Many of the allegations are contained in plaintiff's attached affidavit. For purposes of this motion, we consider them as part of the complaint without requiring plaintiff to file an amended complaint.
Because we find that jurisdiction was properly exercised under D.C. Code § 13-423(a)(1), it is unnecessary for us to determine whether the alternate long-arm provision (tortious injury) relied upon by plaintiff confers personal jurisdiction.

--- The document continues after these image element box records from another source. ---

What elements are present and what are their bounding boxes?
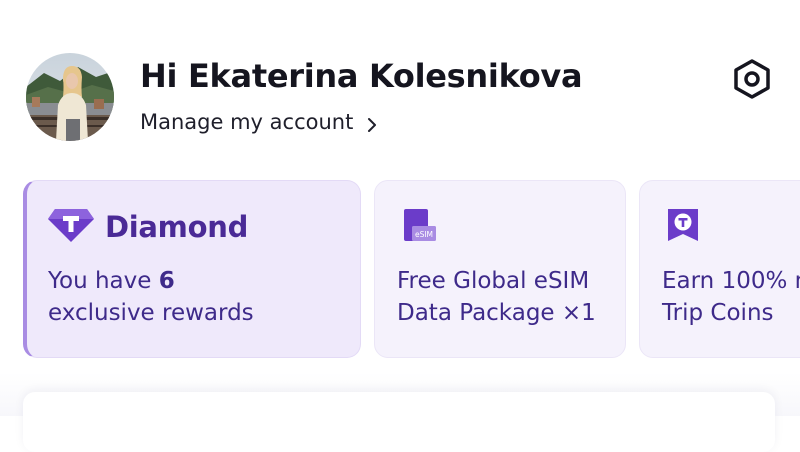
greeting-title: Hi Ekaterina Kolesnikova (140, 57, 583, 95)
trip-coin-badge-icon (665, 207, 701, 249)
settings-gear-icon (734, 59, 770, 99)
esim-description: Free Global eSIM Data Package ×1 (397, 265, 596, 329)
diamond-badge-icon (47, 207, 95, 247)
esim-card-icon: eSIM (400, 207, 438, 249)
coins-description: Earn 100% m Trip Coins (662, 265, 800, 329)
tier-header: Diamond (47, 207, 248, 247)
rewards-line2: exclusive rewards (48, 300, 254, 326)
chevron-right-icon (367, 114, 378, 132)
coins-line2: Trip Coins (662, 300, 774, 326)
tier-name: Diamond (105, 210, 249, 244)
settings-button[interactable] (732, 58, 772, 100)
trip-coins-card[interactable]: Earn 100% m Trip Coins (639, 180, 800, 358)
esim-offer-card[interactable]: eSIM Free Global eSIM Data Package ×1 (374, 180, 626, 358)
rewards-prefix: You have (48, 268, 159, 294)
diamond-rewards-card[interactable]: Diamond You have 6 exclusive rewards (23, 180, 361, 358)
esim-line1: Free Global eSIM (397, 268, 590, 294)
esim-line2: Data Package ×1 (397, 300, 596, 326)
next-section-card (23, 392, 775, 452)
rewards-count: 6 (158, 268, 175, 294)
esim-label: eSIM (415, 230, 433, 239)
avatar[interactable] (26, 53, 114, 141)
manage-account-link[interactable]: Manage my account (140, 107, 378, 137)
coins-line1: Earn 100% m (662, 268, 800, 294)
manage-account-label: Manage my account (140, 110, 354, 134)
rewards-description: You have 6 exclusive rewards (48, 265, 254, 329)
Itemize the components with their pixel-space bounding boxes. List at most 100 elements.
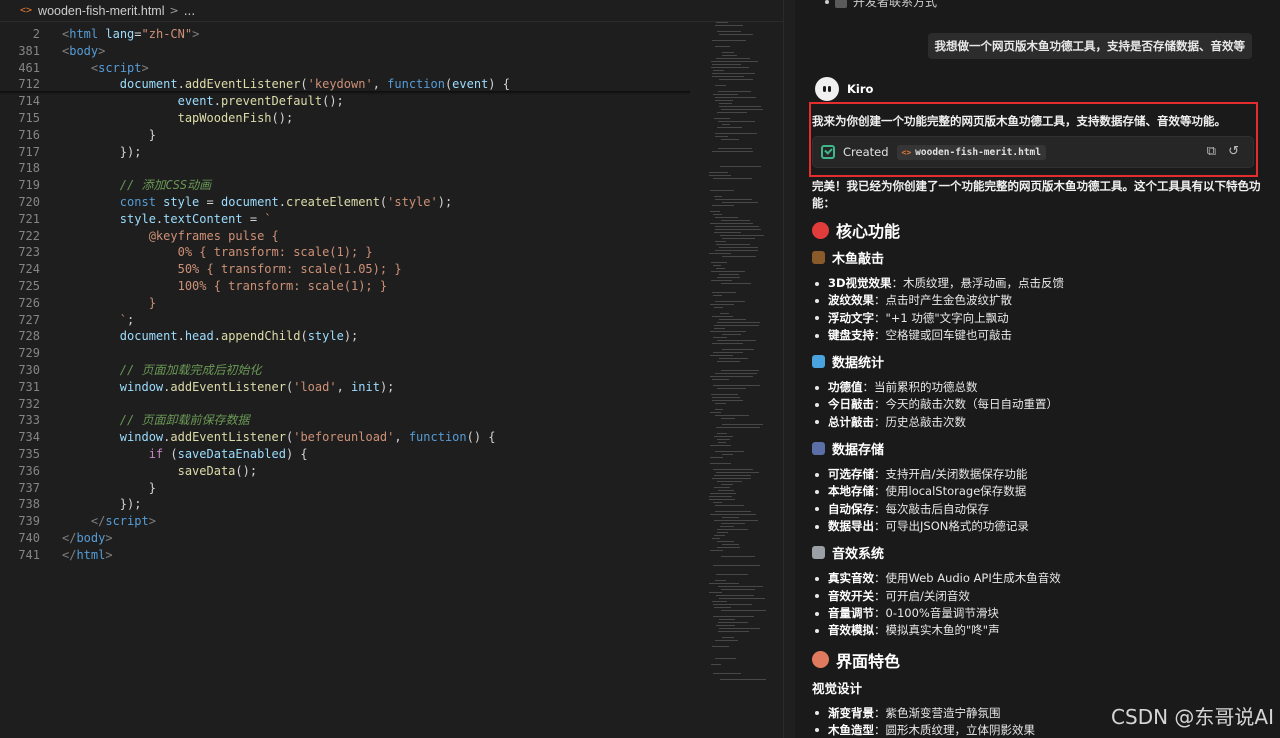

2. THE STATUTE OF LIMITATIONS
Wallace also contends that plaintiff's claims are barred under the District of Columbia three year statute of limitations governing all of the claims in this action. See D.C. Code § 12-301. He specifically claims that all five counts of the complaint are barred by the statute of limitations because these claims would have "accrued" no later than December 1984, the date that Dr. Abramson terminated a separate agreement he had with Wallace to purchase health care facilities, and which is the subject of a separate lawsuit. Abramson contends that because the complaint alleges Wallace did not provide Abramson with a specific date by which the programs would be available, and because he never terminated his agreement with Wallace to develop the programs nor became privy to any information that Wallace had breached the agreement to develop the program prior to December 1985, the statute of limitations has not expired. We agree. At this time there is nothing in the record that proves that the breach of this oral agreement occurred more than three years prior to the date this suit was filed, May 17, 1985, or that Abramson knew that the breach had occurred, but failed to take the appropriate action within that same time period. We are left with only conjecture, decline to draw the inference suggested by defendant, and, therefore, deny defendant's motion to dismiss.
Moreover, as defendant has asserted previously and we have agreed, the contract to purchase health care facilities was an entirely separate matter. See Mem.Opinion, 85-4039, December 2, 1988 (denying Abramson's Motion to Consolidate). Defendant cannot have it both ways. He cannot assert on the one hand that there is not a single legal or factual connection between the two agreements, see Defendant's Opposition to Motion to Consolidate at 5-6, yet on the other hand maintain that Abramson was put on notice of the alleged breach, thereby triggering the statute of limitations, when Abramson terminated the contract to purchase the health care facilities.
Accordingly, for the reasons stated above, it is this 27th day of January, 1989
ORDERED that defendant's motion is denied.